Rituals mark Flag Day

Saturday, June 14, 2008
AARON EISENHAUER ~ aeisenhauer@semissourian.com Jim Haney, a Marine Corps veteran, lowered the flag in front of his Chaffee, Mo., home at the end of the day Friday.

For most Americans, today is Flag Day.

For Jim Haney of Chaffee, Mo., every day is Flag Day. He sees the Old Glory as a living, breathing symbol of sacrifice.

Haney, 64 and a Vietnam veteran, gets emotional and stops talking to regain his composure. Bonnie Haney, his wife of nearly 44 years, sums up all the flag means to her in a word: pride.

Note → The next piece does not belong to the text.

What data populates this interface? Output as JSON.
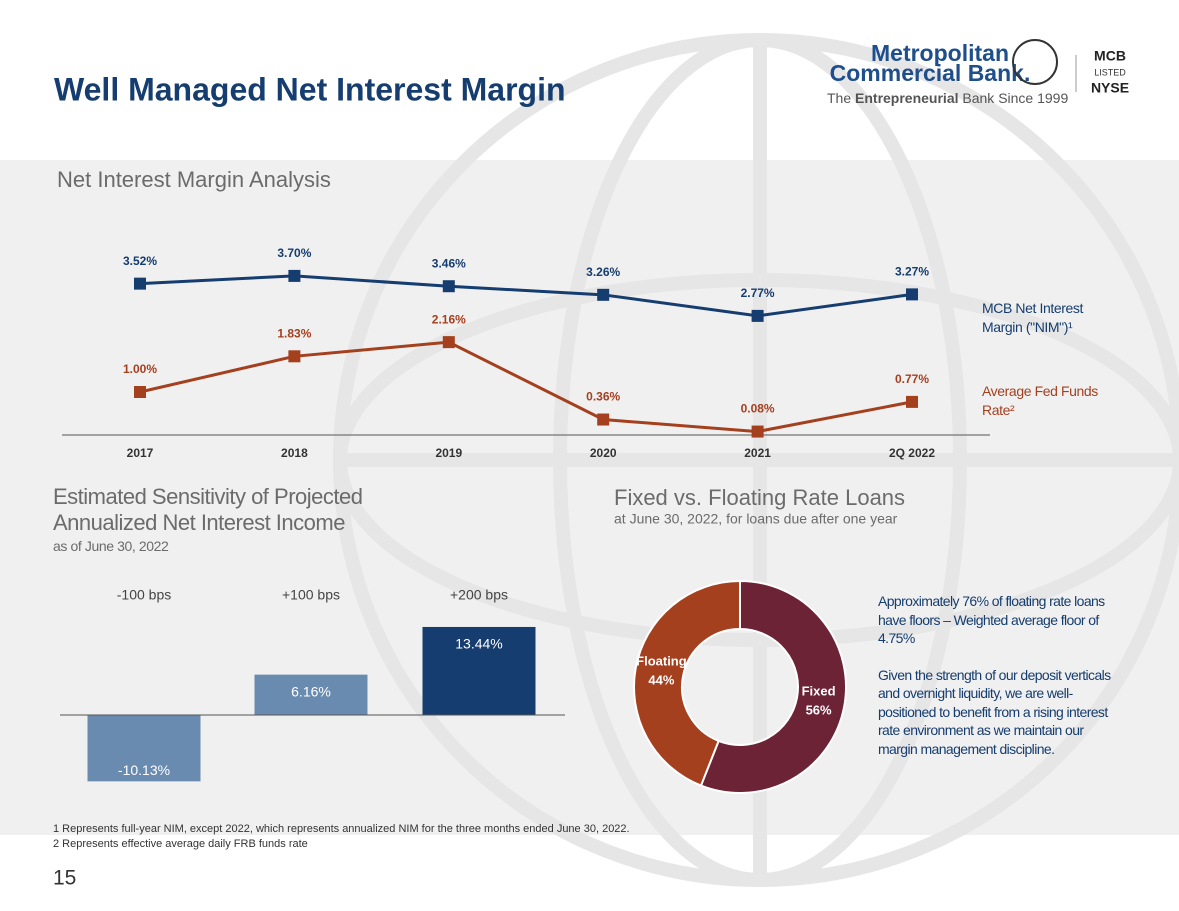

After serving in the U.S. Marines for 30 years and traveling the world, Haney and his wife returned to Missouri in 1990, settling into a routine at their Helen Street home. He installed a flagpole on the lawn, where he raises the flag daily at 8 a.m. and lowers it at sunset. He usually folds it into a neat triangle and sets it on the grandfather clock in his living room. But on rainy days, like Friday, he puts the flag on a hanger so it will dry before morning.

At 6:30 p.m. today, members of the American Legion will perform a mock ceremony to demonstrate proper flag disposal in the dining hall of the Missouri Veterans Home, according to John Powers, a Navy veteran who served during the Korean War.

He said the demonstration is open to the public and intended "to bring attention to the flag and to make sure respect is shown. When they're worn out it shouldn't be like throwing an old pair of shoes away."

Haney served on more color guards as a master gunnery sergeant than he can count, sometimes as the rifleman, sometimes as the flag man.

He can recite from memory many rules for proper flag display. A flag should be lowered slowly and reverently, he said, but raised briskly, because it wants to fly freely. When displayed on a wall, the starry blue field should always be on the observer's left.

He said people should understand a flag should never be left overnight on an unlighted pole, or allowed to touch the ground or get faded and frayed. It bothers him when people neglect to properly display or dispose of flags.

Bob Neff said he's proud to display a 15-by-25-foot flag constantly -- and well-lighted at night -- at his Ford Groves dealership.

"We try to get every last day out of the flag," he said. "We'll get calls when it starts to get weathered to take it down."

He replaces it two or three times a year and said two people are needed to get it off the aluminum flagpole -- three if it's windy. The pole has never broken.

"I swear to God, I've looked at it and thought, man, it's going to snap," he said, adding, "It was welded after stretch marks were noticed."

Waubeka, Wis., claims to be the birthplace of Flag Day, because teacher Bernard John Cigrand starting pushing for flag awareness in 1893. The National Flag Day Foundation is based there, and a parade with more than 100 entries is planned for today.

Flag Day marks the anniversary of the June 14, 1777, Flag Resolution adopting the Stars and Stripes as the national flag. President Woodrow Wilson proclaimed June 14 Flag Day in 1916. President Harry Truman signed the 1949 bill making June 14 an annual National Flag Day.